Вот дела так дела! — удивился я и, еще ничего толком не понимая, принялся за письмо. — «Спасибо за телеграммку. Молодец, ну и здорово же ты придумал. Твоя телеграммка попала к ректору, от ректора к проректору, от проректора прямо на кафедру. Короче, в понедельник на кафедральном собрании, зачитав твою телеграмму, порешили меня оженить. И хотя внешне, для приличия, я сопротивлялся, но в душе понимал, твоя телеграмма кстати. Мне как-никак почти тридцатник, так что сам понимаешь. Наверное, вскоре судьба моя будет решена. Веришь ли, одна прелестная девушка сильно мною увлечена…»
— Что за ерунда? — И я вновь перечитал письмо. — Ему надо ругать меня, а он рад.
И я с грустью посмотрел на фото друга, стоявшее на моем столе.
Небось эту самую Люську, дочку заведующей, которая работала на телеграфе, и поперли-то за то, что не только подчиненные, но и сам командующий потом телеграммы понять не смог.
Был вечер. За окном синело. Из подполья пахло душистым сеном. За перегородкой с цыганами громко спорил сосед-лесник, они приехали покупать у него лошадь.
Я не мог успокоиться. Случай с телеграммой не выходил из головы.
Вдруг ко мне постучали.
— Кто? — спросил я, приоткрыв дверь.
Две старушки, одна дряхлей другой, стояли у порога.
— Доктор, помоги…
— Что случилось?..
— Отец помирает…
«Какой отец?» — удивился я, ибо по виду старушкам было за восемьдесят.
Но всякое бывает в жизни, и я спросил:
— Что с ним?
— Третий день не ест, не пьет…
Я быстро собрался. Старушки шли лихо, и я еле поспевал за ними. Наконец прошли пустынную улицу и вышли за село.

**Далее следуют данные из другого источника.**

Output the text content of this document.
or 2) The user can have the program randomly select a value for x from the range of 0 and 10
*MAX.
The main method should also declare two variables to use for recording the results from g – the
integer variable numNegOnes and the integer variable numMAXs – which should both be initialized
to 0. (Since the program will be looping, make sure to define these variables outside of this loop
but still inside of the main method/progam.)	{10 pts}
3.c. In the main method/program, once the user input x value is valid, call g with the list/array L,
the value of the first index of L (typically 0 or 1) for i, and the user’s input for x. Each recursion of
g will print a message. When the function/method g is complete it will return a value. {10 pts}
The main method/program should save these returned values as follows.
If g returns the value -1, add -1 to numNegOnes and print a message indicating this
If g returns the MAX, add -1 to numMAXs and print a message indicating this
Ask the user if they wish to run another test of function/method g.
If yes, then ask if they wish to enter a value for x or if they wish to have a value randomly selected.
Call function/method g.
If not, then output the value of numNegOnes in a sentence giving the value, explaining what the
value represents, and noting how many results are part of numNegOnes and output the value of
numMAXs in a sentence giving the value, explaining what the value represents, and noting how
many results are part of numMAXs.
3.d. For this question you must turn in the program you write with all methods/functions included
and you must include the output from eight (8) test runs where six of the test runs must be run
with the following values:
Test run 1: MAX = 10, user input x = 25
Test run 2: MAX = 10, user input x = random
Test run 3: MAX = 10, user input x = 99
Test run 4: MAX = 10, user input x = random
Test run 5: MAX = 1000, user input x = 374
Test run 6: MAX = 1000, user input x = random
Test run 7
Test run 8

На небольшом бугорке появился маленький трехоконный домик с покосившейся крышей. Из трубы тоненькими ниточками бежал дымок. Открыв дверь, я попал в сени, затем, отодвинув на дверном проеме тоненькое одеяльце, вошел в чистую комнату. Слева в углу на красном плюшевом диване лежал седой и страшно изможденный старичок.
— Родной! — кинувшись к нему, прошептала одна из старушек. — Что же ты кашку не скушал? И компот…
Голова у старичка задрожала.
— Вот мы доктора привели, — поправляя под ним подушку, сказала вторая. — Доктор поможет.
Старичок был робок, беззащитен. Казалось, стоит дунуть, и он рассыплется. Я присел на поданный стул. Представился.